What if the educators making important decisions about schools and colleges are acting too much on their guts and not enough based on actual evidence? (Review of Howard Wainer, Uneducated Guesses: Using Evidence to Uncover Misguided Education Policies, 2011)
The list of scientists that have rejected Value-Added Modeling (VAM) is long and growing. Howard Wainer has been parsing numbers for decades, and getting angrier and angrier.
I don’t know whether it is the age we live in, or the age I have lived to, but whichever, I have lately found myself shouting at the TV screen disturbingly often. Part of the reason for this may be the unchecked growth of the crotchety side of my nature. But some of the blame for these untoward outbreaks can be traced directly to the unremarkable dopiness that substitutes for wisdom in modern society. Ideas whose worth diminishes with data and thought are too frequently offered as the only way to do things. Promulgators of these ideas either did not look for data to test their ideas, or worse, actively avoided considering evidence that might discredit them.
The science simply does not support the concept. The tragedy is that the feds decided to require VAM-based teacher evaluations before a “beta,” a testing phase, they not only jumped into the pool they required that every state that wanted big bucks also jump into the pool.

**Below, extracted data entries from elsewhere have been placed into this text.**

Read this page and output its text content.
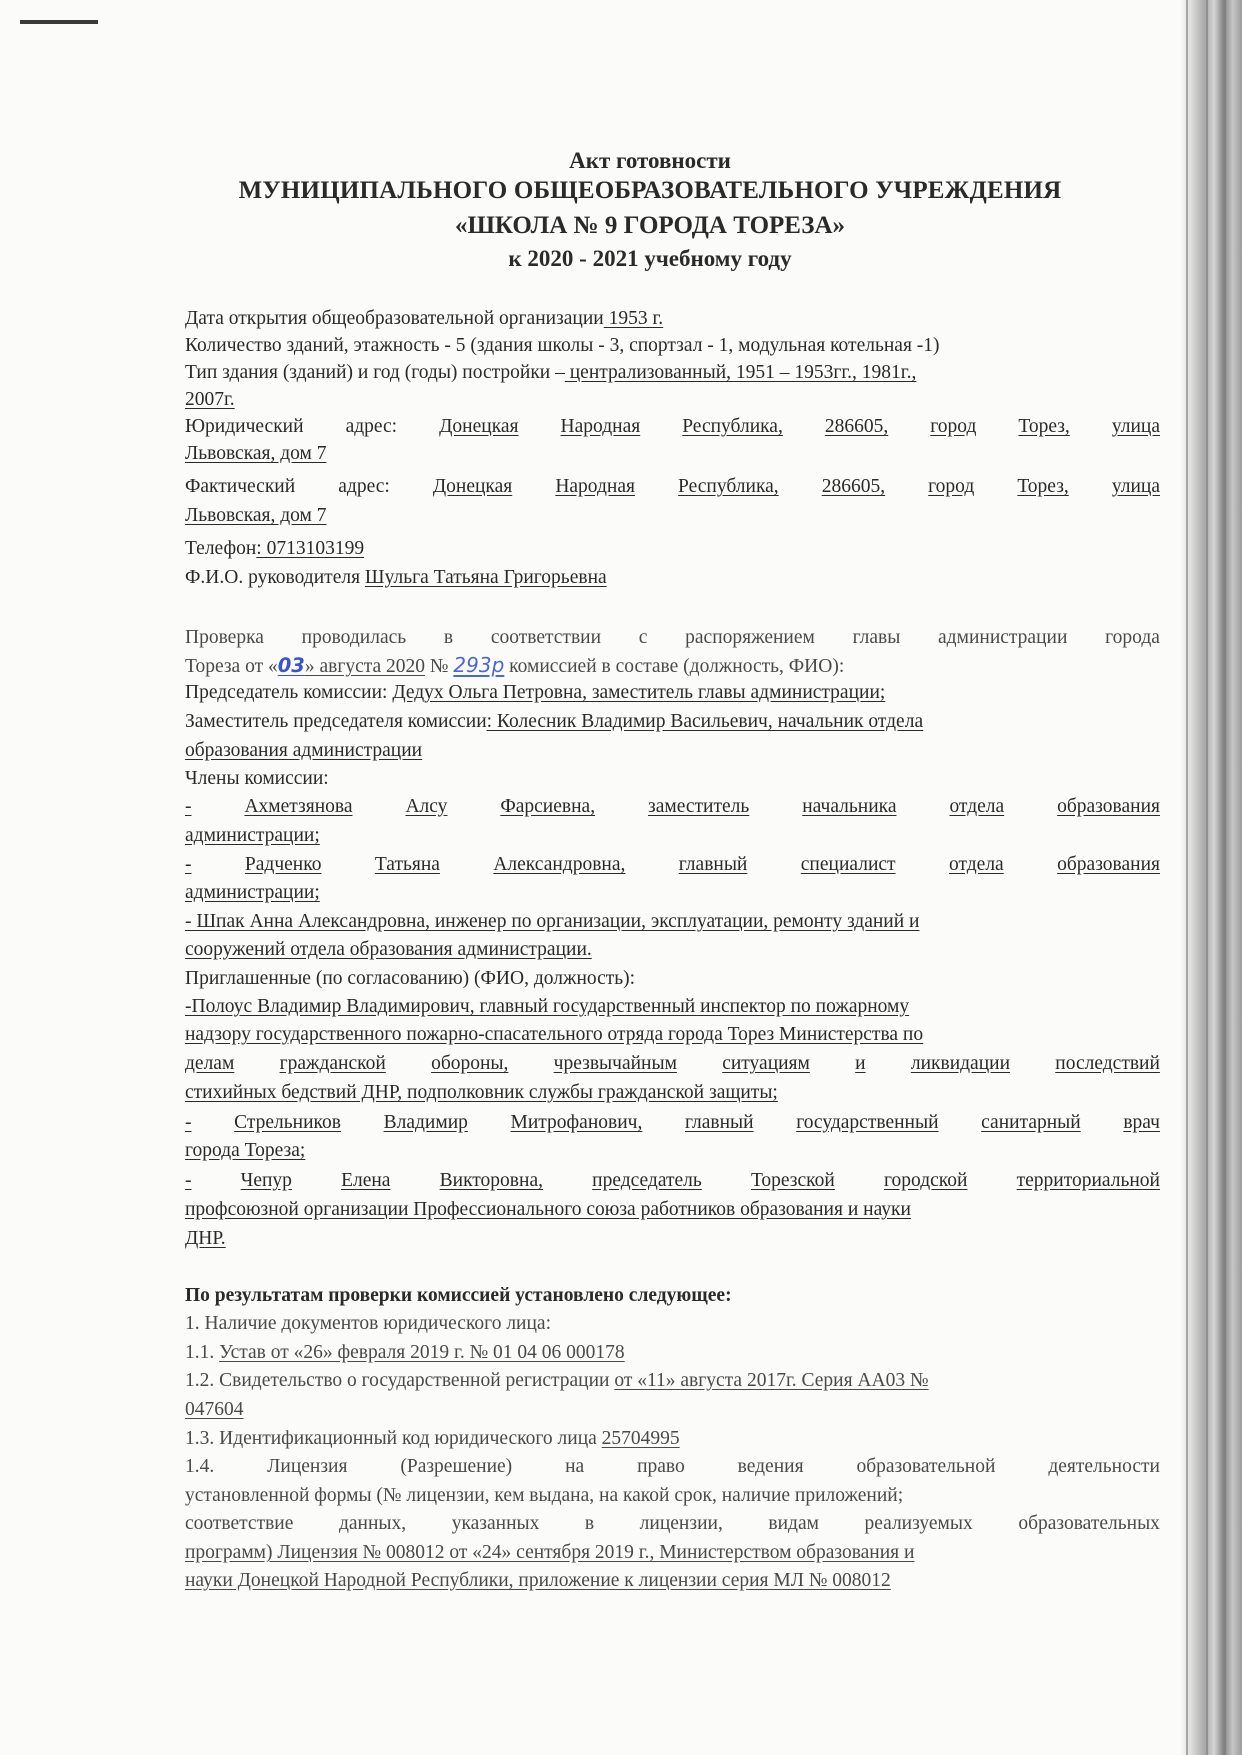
Акт готовности
МУНИЦИПАЛЬНОГО ОБЩЕОБРАЗОВАТЕЛЬНОГО УЧРЕЖДЕНИЯ
«ШКОЛА № 9 ГОРОДА ТОРЕЗА»
к 2020 - 2021 учебному году
Дата открытия общеобразовательной организации 1953 г.
Количество зданий, этажность - 5 (здания школы - 3, спортзал - 1, модульная котельная -1)
Тип здания (зданий) и год (годы) постройки – централизованный, 1951 – 1953гг., 1981г.,
2007г.
Юридический адрес: Донецкая Народная Республика, 286605, город Торез, улица
Львовская, дом 7
Фактический адрес: Донецкая Народная Республика, 286605, город Торез, улица
Львовская, дом 7
Телефон: 0713103199
Ф.И.О. руководителя Шульга Татьяна Григорьевна
Проверка проводилась в соответствии с распоряжением главы администрации города
Тореза от «03» августа 2020 № 293р комиссией в составе (должность, ФИО):
Председатель комиссии: Дедух Ольга Петровна, заместитель главы администрации;
Заместитель председателя комиссии: Колесник Владимир Васильевич, начальник отдела
образования администрации
Члены комиссии:
-	Ахметзянова	Алсу	Фарсиевна,	заместитель	начальника	отдела	образования
администрации;
-	Радченко	Татьяна	Александровна,	главный	специалист	отдела	образования
администрации;
- Шпак Анна Александровна, инженер по организации, эксплуатации, ремонту зданий и
сооружений отдела образования администрации.
Приглашенные (по согласованию) (ФИО, должность):
-Полоус Владимир Владимирович, главный государственный инспектор по пожарному
надзору государственного пожарно-спасательного отряда города Торез Министерства по
делам гражданской обороны, чрезвычайным ситуациям и ликвидации последствий
стихийных бедствий ДНР, подполковник службы гражданской защиты;
- Стрельников Владимир Митрофанович, главный государственный санитарный врач
города Тореза;
-	Чепур	Елена	Викторовна,	председатель	Торезской	городской	территориальной
профсоюзной организации Профессионального союза работников образования и науки
ДНР.
По результатам проверки комиссией установлено следующее:
1. Наличие документов юридического лица:
1.1. Устав от «26» февраля 2019 г. № 01 04 06 000178
1.2. Свидетельство о государственной регистрации от «11» августа 2017г. Серия АА03 №
047604
1.3. Идентификационный код юридического лица 25704995
1.4.	Лицензия	(Разрешение)	на	право	ведения	образовательной	деятельности
установленной формы (№ лицензии, кем выдана, на какой срок, наличие приложений;
соответствие данных, указанных в лицензии, видам реализуемых образовательных
программ) Лицензия № 008012 от «24» сентября 2019 г., Министерством образования и
науки Донецкой Народной Республики, приложение к лицензии серия МЛ № 008012
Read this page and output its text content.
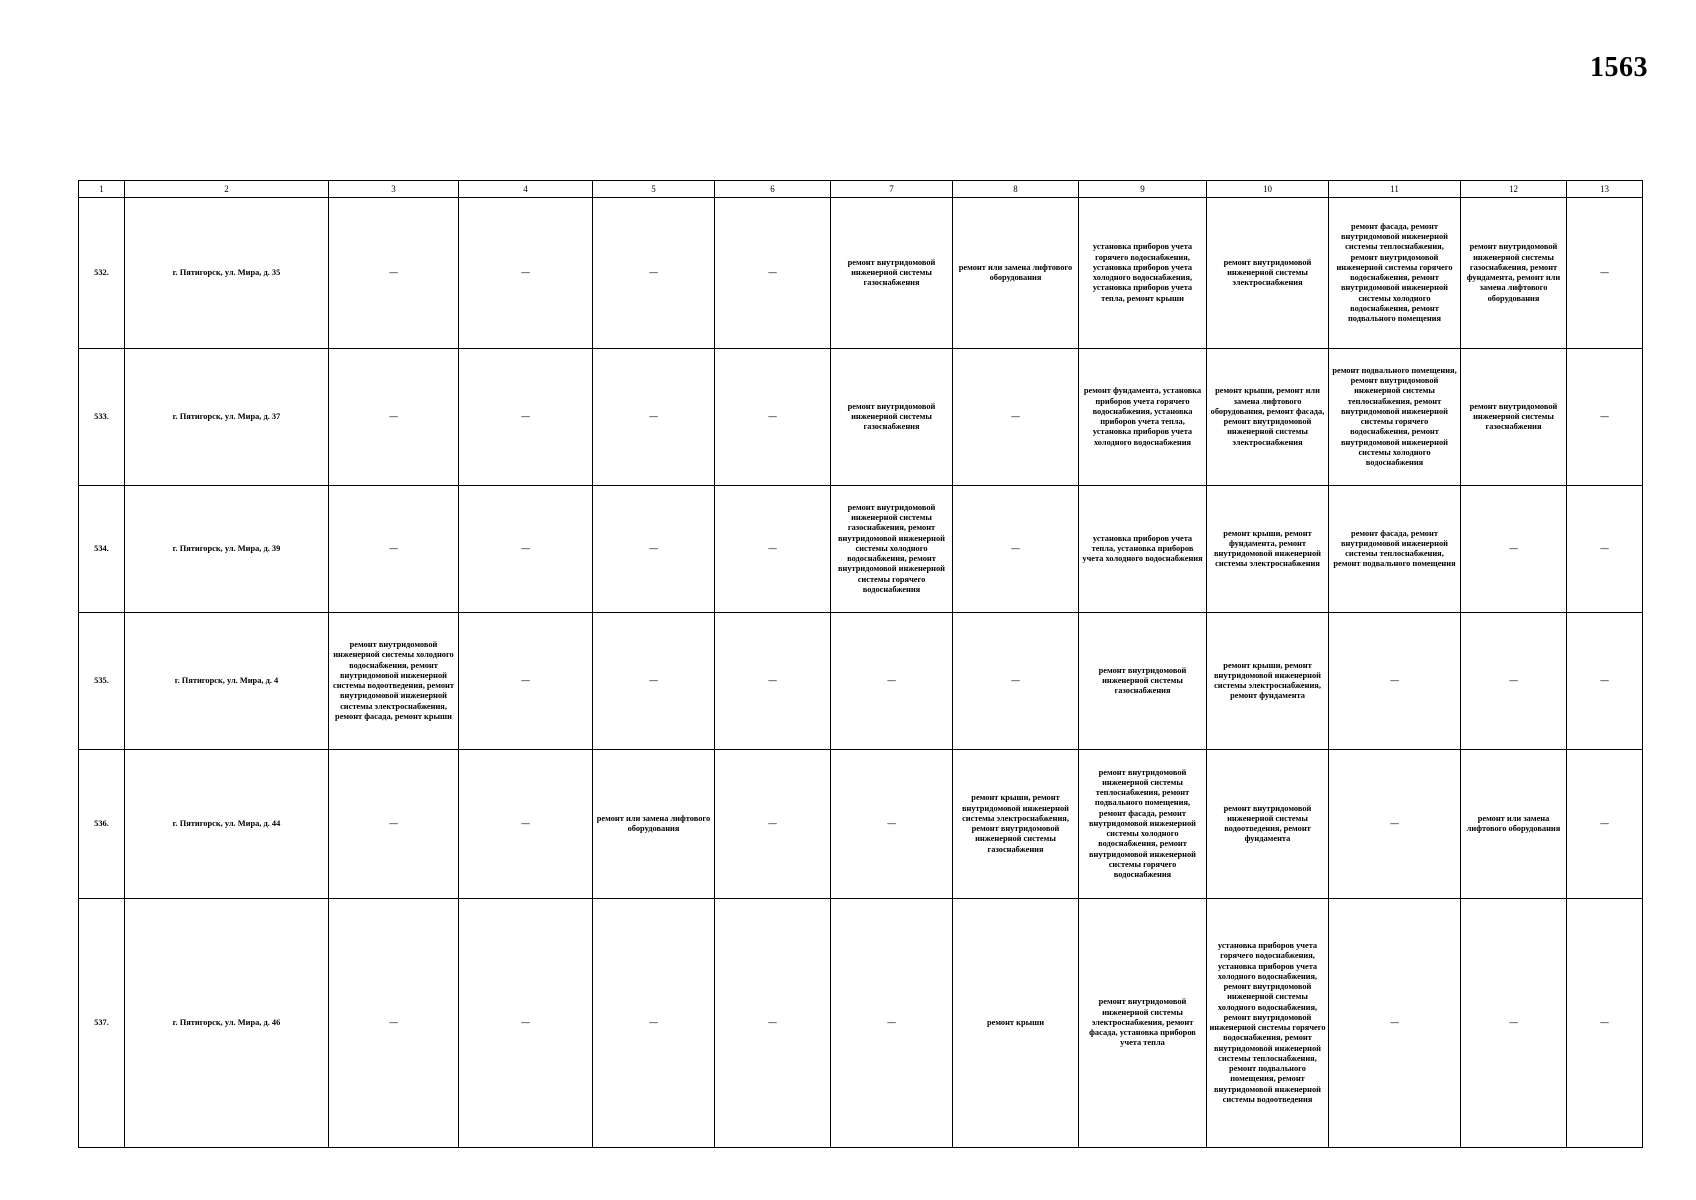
1563
1	2	3	4	5	6	7	8	9	10	11	12	13
532.	г. Пятигорск, ул. Мира, д. 35	—	—	—	—	ремонт внутридомовой инженерной системы газоснабжения	ремонт или замена лифтового оборудования	установка приборов учета горячего водоснабжения, установка приборов учета холодного водоснабжения, установка приборов учета тепла, ремонт крыши	ремонт внутридомовой инженерной системы электроснабжения	ремонт фасада, ремонт внутридомовой инженерной системы теплоснабжения, ремонт внутридомовой инженерной системы горячего водоснабжения, ремонт внутридомовой инженерной системы холодного водоснабжения, ремонт подвального помещения	ремонт внутридомовой инженерной системы газоснабжения, ремонт фундамента, ремонт или замена лифтового оборудования	—
533.	г. Пятигорск, ул. Мира, д. 37	—	—	—	—	ремонт внутридомовой инженерной системы газоснабжения	—	ремонт фундамента, установка приборов учета горячего водоснабжения, установка приборов учета тепла, установка приборов учета холодного водоснабжения	ремонт крыши, ремонт или замена лифтового оборудования, ремонт фасада, ремонт внутридомовой инженерной системы электроснабжения	ремонт подвального помещения, ремонт внутридомовой инженерной системы теплоснабжения, ремонт внутридомовой инженерной системы горячего водоснабжения, ремонт внутридомовой инженерной системы холодного водоснабжения	ремонт внутридомовой инженерной системы газоснабжения	—
534.	г. Пятигорск, ул. Мира, д. 39	—	—	—	—	ремонт внутридомовой инженерной системы газоснабжения, ремонт внутридомовой инженерной системы холодного водоснабжения, ремонт внутридомовой инженерной системы горячего водоснабжения	—	установка приборов учета тепла, установка приборов учета холодного водоснабжения	ремонт крыши, ремонт фундамента, ремонт внутридомовой инженерной системы электроснабжения	ремонт фасада, ремонт внутридомовой инженерной системы теплоснабжения, ремонт подвального помещения	—	—
535.	г. Пятигорск, ул. Мира, д. 4	ремонт внутридомовой инженерной системы холодного водоснабжения, ремонт внутридомовой инженерной системы водоотведения, ремонт внутридомовой инженерной системы электроснабжения, ремонт фасада, ремонт крыши	—	—	—	—	—	ремонт внутридомовой инженерной системы газоснабжения	ремонт крыши, ремонт внутридомовой инженерной системы электроснабжения, ремонт фундамента	—	—	—
536.	г. Пятигорск, ул. Мира, д. 44	—	—	ремонт или замена лифтового оборудования	—	—	ремонт крыши, ремонт внутридомовой инженерной системы электроснабжения, ремонт внутридомовой инженерной системы газоснабжения	ремонт внутридомовой инженерной системы теплоснабжения, ремонт подвального помещения, ремонт фасада, ремонт внутридомовой инженерной системы холодного водоснабжения, ремонт внутридомовой инженерной системы горячего водоснабжения	ремонт внутридомовой инженерной системы водоотведения, ремонт фундамента	—	ремонт или замена лифтового оборудования	—
537.	г. Пятигорск, ул. Мира, д. 46	—	—	—	—	—	ремонт крыши	ремонт внутридомовой инженерной системы электроснабжения, ремонт фасада, установка приборов учета тепла	установка приборов учета горячего водоснабжения, установка приборов учета холодного водоснабжения, ремонт внутридомовой инженерной системы холодного водоснабжения, ремонт внутридомовой инженерной системы горячего водоснабжения, ремонт внутридомовой инженерной системы теплоснабжения, ремонт подвального помещения, ремонт внутридомовой инженерной системы водоотведения	—	—	—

In New York State only 20% of a teacher’s evaluation is based on student test scores; 60% of the assessment is based on supervisory observations. The state required school districts to select from a list of observation models; Danielson, Marzano, Marshall and even a rubric developed by the state teacher union.
Just as the VAM student test score methodology is fatally flawed so are supervisory observation evaluations. The entire idea is based on a fallacy – that supervisors in school A would give the same score as supervisors in school B. As I wrote in a previous blog some principals are reticent to give lesser evaluations, it reflects poorly on the principal while others strictly apply the rubric.
A just-published study supports that higher achieving students with better language skills are more likely to exhibit behaviors rewarded on the Danielson and other scales.
School principals—when conducting classroom observations—appear to give some teachers an unfair boost based on the students they’re assigned to teach, rather than based on their own instructional savvy.
* Under current teacher evaluation systems, it is hard for a teacher who doesn’t have top students to get a top rating. Teachers with students with higher incoming achievement levels receive classroom observation scores that are higher on average than those received by teachers whose incoming students are at lower achievement levels, and districts do not have processes in place to address this bias
* Observations conducted by outside observers are more valid than observations conducted by school administrators.
* The inclusion of a school value-added component in teachers’ evaluation scores negatively impacts good teachers in bad schools and positively impacts bad teachers in good schools
We suspect that across New York State teachers in high poverty-low tax districts are receiving lower APPR scores than teachers in high achievement-high tax districts – the commissioner has failed to release this type of analysis.
These flawed scores are used to claim that teachers in high poverty schools are less capable than teachers in high wealth/high achievdment schools.
Teacher assessment is not a science – the skills and experience of school leaders varies. I have sat with groups of principals watching videos and assessing lessons. Not surprisingly we disagreed.
Other countries use inspectorate systems – “inspectors” who visit schools and assess both teacher and school effectiveness.
A study by the well-respected Chicago Consortium on School Research conducted a detailed examination of an assessment system in which trained teams of supervisors and teachers observed teachers in selected schools.
… research-based evidence showing that new teacher observation tools, when accompanied by thoughtful evaluation systems and professional development, can effectively measure teacher effectiveness and provide teachers with feedback on the factors that matter for improving student learning.
Our problem is that Secretary Duncan is wedded to a system that is unsupported, a system that is deeply flawed, a system that is rejected by experts across the spectrum, it is unlikely that he will threw himself at the feet of Randi Weingarten pleading for forgiveness. State after state timidly saluted and implemented systems, each trying to outdo the next, some using as much as 50% student test scores to assess teacher performance.
Who will bravely step up to the plate?
Which governor will reject the current system?
Too many governors and commissioners, to quote Wainer, “actively avoided considering evidence that might discredit them.”
The de Blasio-Farina-Mulgrew triumvirate may have the spine to reject flawed systems and move to a saner system – there are models – and in the world of politics we need more heroes.